Massachusetts Gov. William Weld
Weld I is the principled and well-intentioned public servant -- the governor who knows that ideas have consequences and is resolute about the things he believes in, yet who doesn't balk at changing his opinions when new information or good sense warrant it. Weld II is the political dilettante, the governor who is maddeningly inattentive in his conduct of state government -- the one whose campaign rhetoric is passionate and focused, but whose follow-through is less dependable than the Green Line.
From Weld I comes a call to drop the cockeyed habit of giving welfare mothers a cash raise each time they get pregnant. It is Weld II in whose face the Robert Stewart scandal exploded, belatedly prompting him to disqualify from prison work-release programs all convicts who have ever attempted an escape.
Now, it is no sin to have contradictory personality traits. "I am large," wrote Walt Whitman, "I contain multitudes." But Whitman wasn't running for reelection as governor; Weld is. And it can be hard for voters to know just who is making promises to them -- the serious Bill Weld or the frivolous one.
On the welfare issue, Weld is pulling a U-turn. In 1992, he pronounced it "outrageous" for New Jersey to end the practice of paying welfare mothers more money when they have more babies. "They're telling women how many children they can have if they receive public benefits," commented Weld at the time. "We're not going to."
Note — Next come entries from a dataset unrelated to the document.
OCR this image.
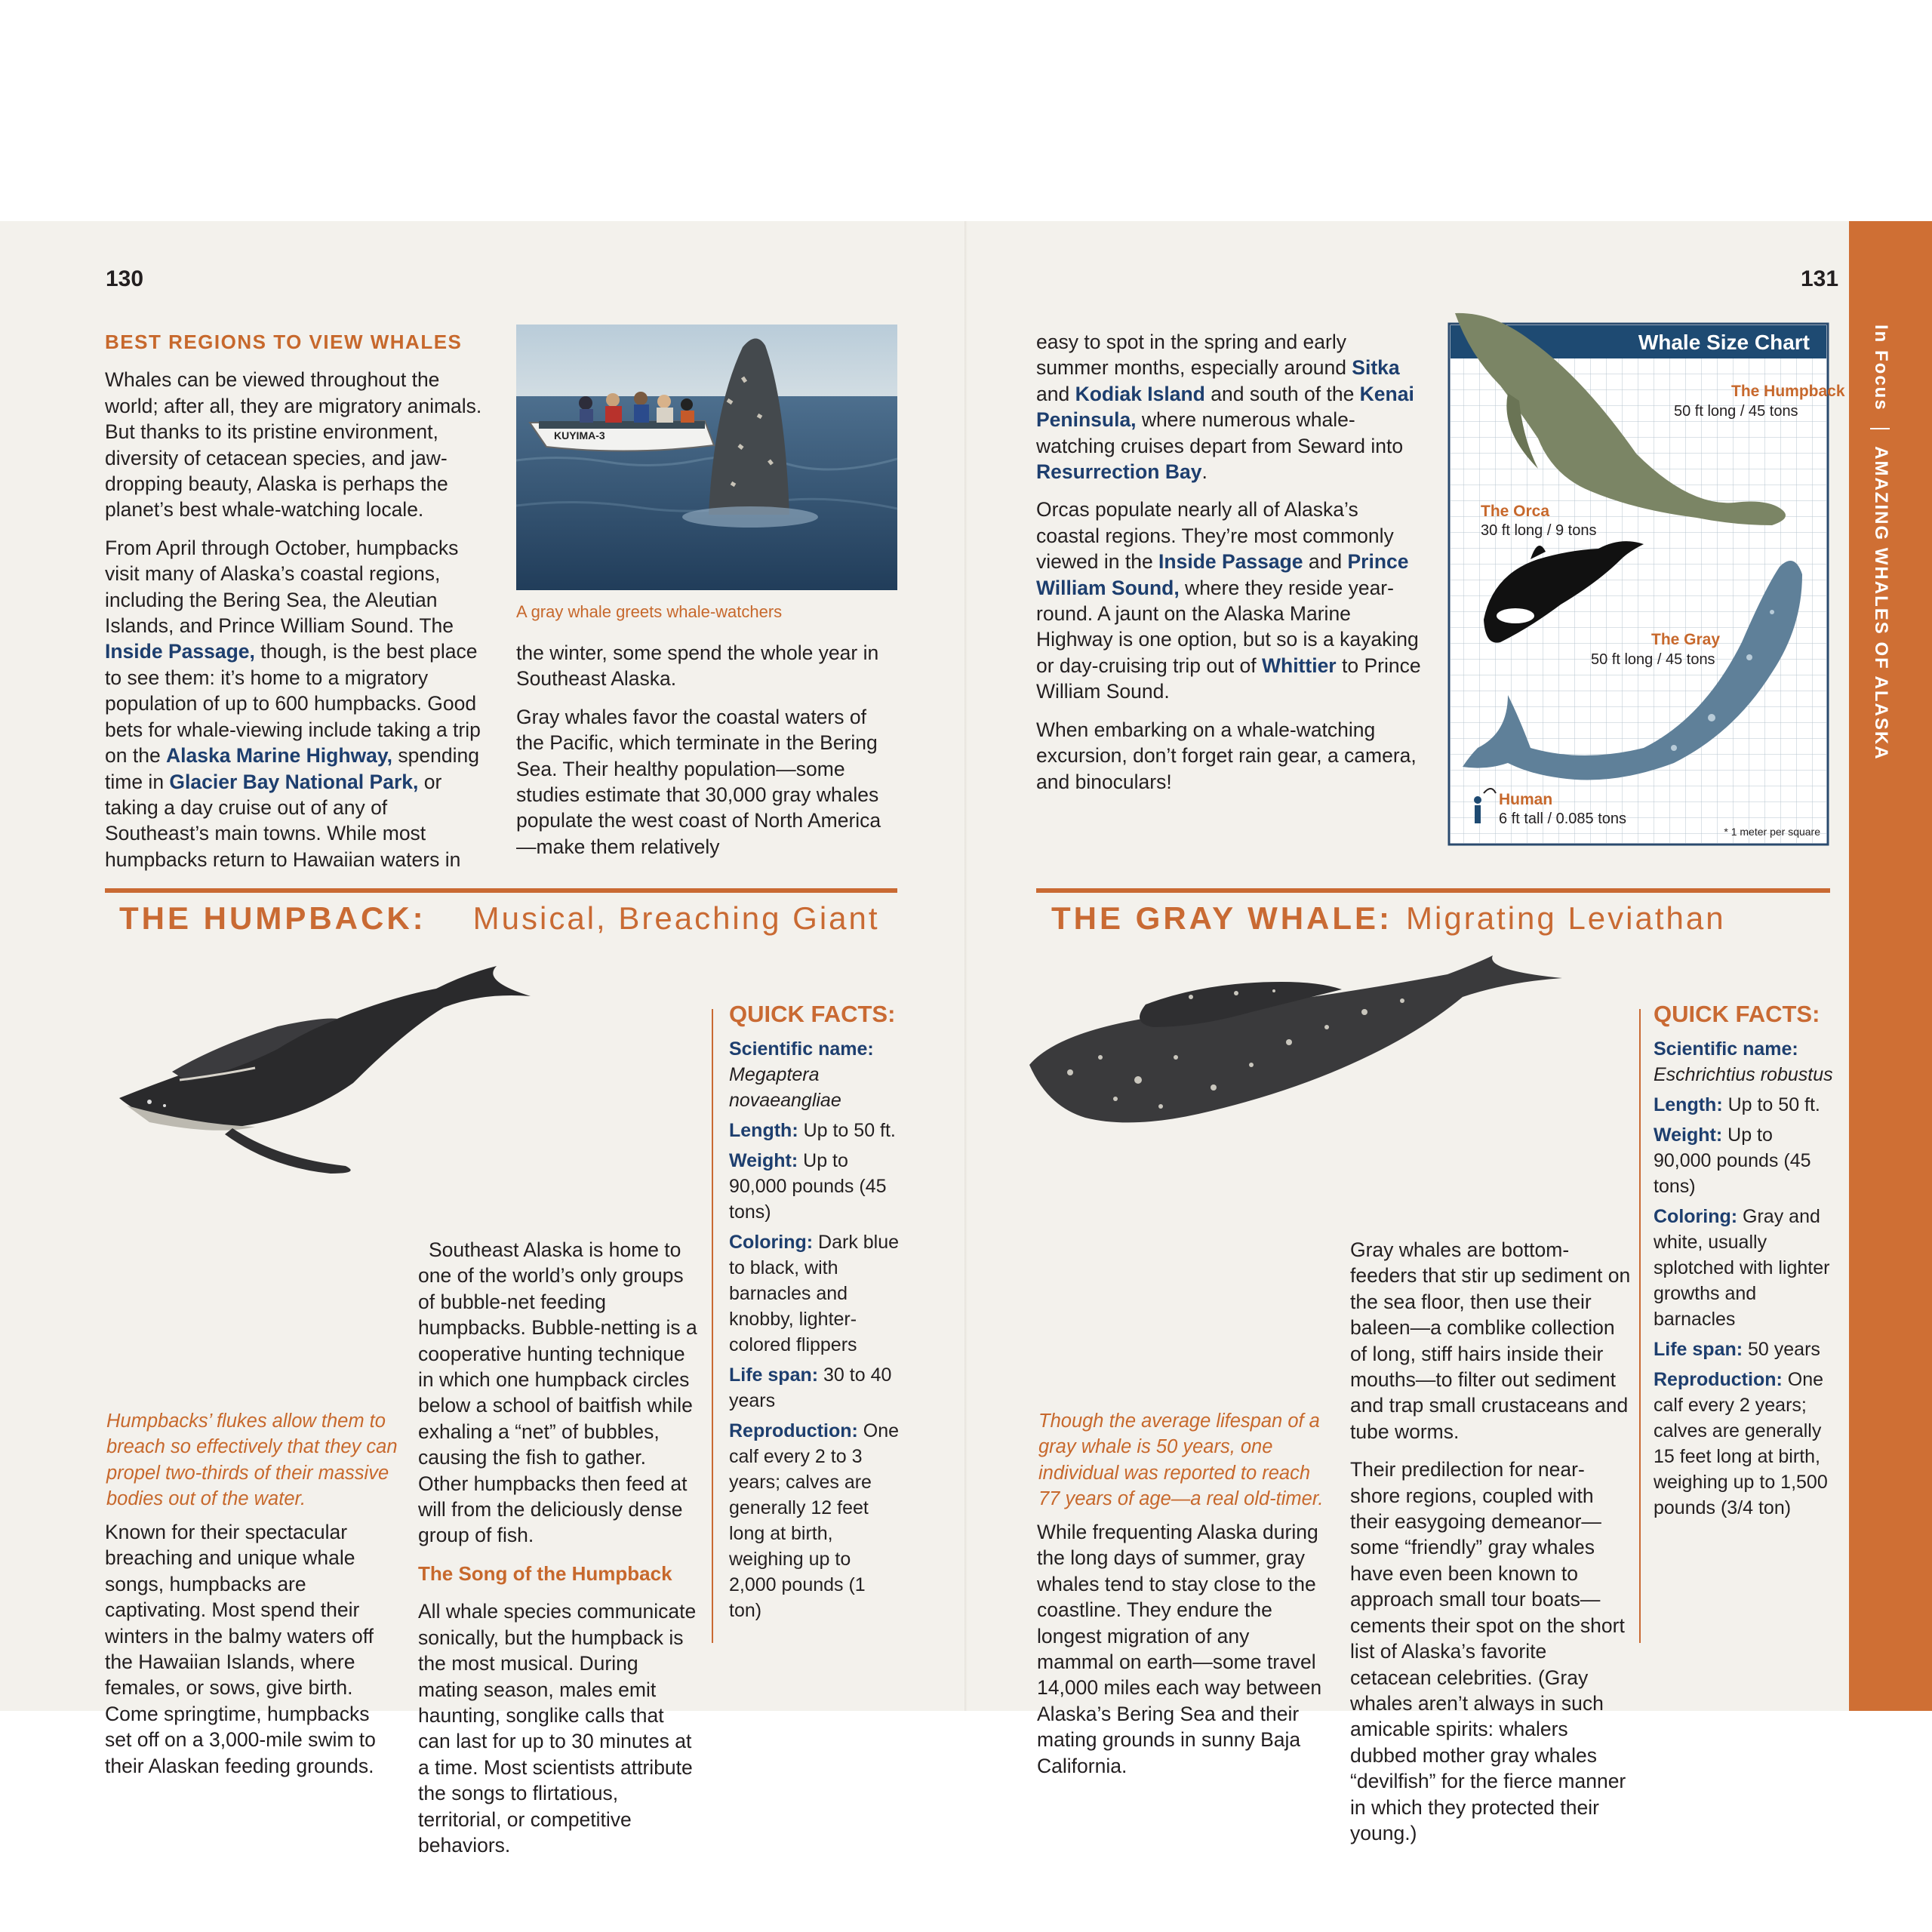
130

BEST REGIONS TO VIEW WHALES

Whales can be viewed throughout the world; after all, they are migratory animals. But thanks to its pristine environment, diversity of cetacean species, and jaw-dropping beauty, Alaska is perhaps the planet’s best whale-watching locale.

From April through October, humpbacks visit many of Alaska’s coastal regions, including the Bering Sea, the Aleutian Islands, and Prince William Sound. The Inside Passage, though, is the best place to see them: it’s home to a migratory population of up to 600 humpbacks. Good bets for whale-viewing include taking a trip on the Alaska Marine Highway, spending time in Glacier Bay National Park, or taking a day cruise out of any of Southeast’s main towns. While most humpbacks return to Hawaiian waters in

KUYIMA-3
A gray whale greets whale-watchers

the winter, some spend the whole year in Southeast Alaska.

Gray whales favor the coastal waters of the Pacific, which terminate in the Bering Sea. Their healthy population—some studies estimate that 30,000 gray whales populate the west coast of North America—make them relatively

THE HUMPBACK: Musical, Breaching Giant
Humpbacks’ flukes allow them to breach so effectively that they can propel two-thirds of their massive bodies out of the water.

Known for their spectacular breaching and unique whale songs, humpbacks are captivating. Most spend their winters in the balmy waters off the Hawaiian Islands, where females, or sows, give birth. Come springtime, humpbacks set off on a 3,000-mile swim to their Alaskan feeding grounds.

Southeast Alaska is home to one of the world’s only groups of bubble-net feeding humpbacks. Bubble-netting is a cooperative hunting technique in which one humpback circles below a school of baitfish while exhaling a “net” of bubbles, causing the fish to gather. Other humpbacks then feed at will from the deliciously dense group of fish.

The Song of the Humpback

All whale species communicate sonically, but the humpback is the most musical. During mating season, males emit haunting, songlike calls that can last for up to 30 minutes at a time. Most scientists attribute the songs to flirtatious, territorial, or competitive behaviors.

QUICK FACTS:

Scientific name:
Megaptera novaeangliae

Length: Up to 50 ft.

Weight: Up to 90,000 pounds (45 tons)

Coloring: Dark blue to black, with barnacles and knobby, lighter-colored flippers

Life span: 30 to 40 years

Reproduction: One calf every 2 to 3 years; calves are generally 12 feet long at birth, weighing up to 2,000 pounds (1 ton)

131

easy to spot in the spring and early summer months, especially around Sitka and Kodiak Island and south of the Kenai Peninsula, where numerous whale-watching cruises depart from Seward into Resurrection Bay.

Orcas populate nearly all of Alaska’s coastal regions. They’re most commonly viewed in the Inside Passage and Prince William Sound, where they reside year-round. A jaunt on the Alaska Marine Highway is one option, but so is a kayaking or day-cruising trip out of Whittier to Prince William Sound.

When embarking on a whale-watching excursion, don’t forget rain gear, a camera, and binoculars!

Whale Size Chart
The Humpback
50 ft long / 45 tons
The Orca
30 ft long / 9 tons
The Gray
50 ft long / 45 tons
Human
6 ft tall / 0.085 tons
* 1 meter per square
THE GRAY WHALE: Migrating Leviathan
Though the average lifespan of a gray whale is 50 years, one individual was reported to reach 77 years of age—a real old-timer.

While frequenting Alaska during the long days of summer, gray whales tend to stay close to the coastline. They endure the longest migration of any mammal on earth—some travel 14,000 miles each way between Alaska’s Bering Sea and their mating grounds in sunny Baja California.

Gray whales are bottom-feeders that stir up sediment on the sea floor, then use their baleen—a comblike collection of long, stiff hairs inside their mouths—to filter out sediment and trap small crustaceans and tube worms.

Their predilection for near-shore regions, coupled with their easygoing demeanor—some “friendly” gray whales have even been known to approach small tour boats—cements their spot on the short list of Alaska’s favorite cetacean celebrities. (Gray whales aren’t always in such amicable spirits: whalers dubbed mother gray whales “devilfish” for the fierce manner in which they protected their young.)

QUICK FACTS:

Scientific name:
Eschrichtius robustus

Length: Up to 50 ft.

Weight: Up to 90,000 pounds (45 tons)

Coloring: Gray and white, usually splotched with lighter growths and barnacles

Life span: 50 years

Reproduction: One calf every 2 years; calves are generally 15 feet long at birth, weighing up to 1,500 pounds (3/4 ton)

In Focus  AMAZING WHALES OF ALASKA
Of course, New Jersey wasn't telling women any such thing. It was simply refusing to reward welfare recipients who chose to get pregnant again. To his credit, Weld now recognizes his mistake.
What turned him around were talks with those at the very top of the welfare policymaking hierarchy -- his fellow governors -- and those at the bottom -- welfare caseworkers.
At the last National Governors Association meeting, governors from both parties pushed the so-called family cap. Democratic Gov. Zell Miller of Georgia, for one, argued that "families on welfare should be encouraged to behave like those who aren't on welfare," according to his spokesman, Rick Dent. "Welfare mothers should have to take into account real-world factors like food, clothing, and day care before they have a new baby."
Workers in the state's welfare offices endorse a cap, too. Efrain Figueroa, a case manager in Holyoke, is convinced it would cut down on deadbeat fathers. "If the state doesn't come up with more money, then the father has to -- or the woman won't have his baby." With seven years' experience on the frontlines, he dismisses welfare advocates who say $90 a month isn't going to entice anyone to have another child.
"I know my community," he says. "I see it. Look, $90 extra a month is $90 extra a month. Plus your food stamps go up $80 or $90 a month, too. And in September, you get another $150 'clothing allowance' for each child. Medical is covered automatically. And maybe the state will give you more housing.
"Not all would do it. But in some cases? Absolutely."
Bill Weld on welfare is the very model of thoughtful statecraft -- he listens, he learns, he thinks, he acts. That's what you get when you elect Weld I.
But Bill Weld on corrections is something else.
In 1990, Weld swore he would crack down on convicts hard. He was going "to reintroduce Massachusetts prisoners to the joys of busting rocks." He'd yank TV sets out of the prisons. He'd see to it that "not a single prisoner gets released because of overcrowding." He'd be "to the right of Attila the Hun on crime."
But after the election, Weld did little beyond changing the Correction Department stationery to read "William F. Weld" where it used to say ''Michael S. Dukakis." Unbelievably, his first choice for correction commissioner was George Vose, the Dukakoid incumbent! One of Vose's few achievements had been to sink a bill ending furloughs for second-degree murderers. What was "Tough on Taxes, Tough on Crime" Weld thinking?
Nothing. He'd lost interest in the whole subject. The fierce campaign slogans had meant -- diddly. The Dukakisweld Department of Correction stayed as it was.
Violent criminals continued receiving "Get out of Jail" cards. Bust rock? Violent killers like Robert Stewart didn't even have to bust out. The front door was wide open.
Because Weld couldn't be troubled to take his own words seriously, Officer James Mickel caught a bullet in the chest, a woman was reportedly raped at gunpoint, and the specter of Willie Horton was raised anew. Massachusetts is still the state where every prison inmate -- murderers included -- eventually goes free.
And that's what you get when you elect Weld II.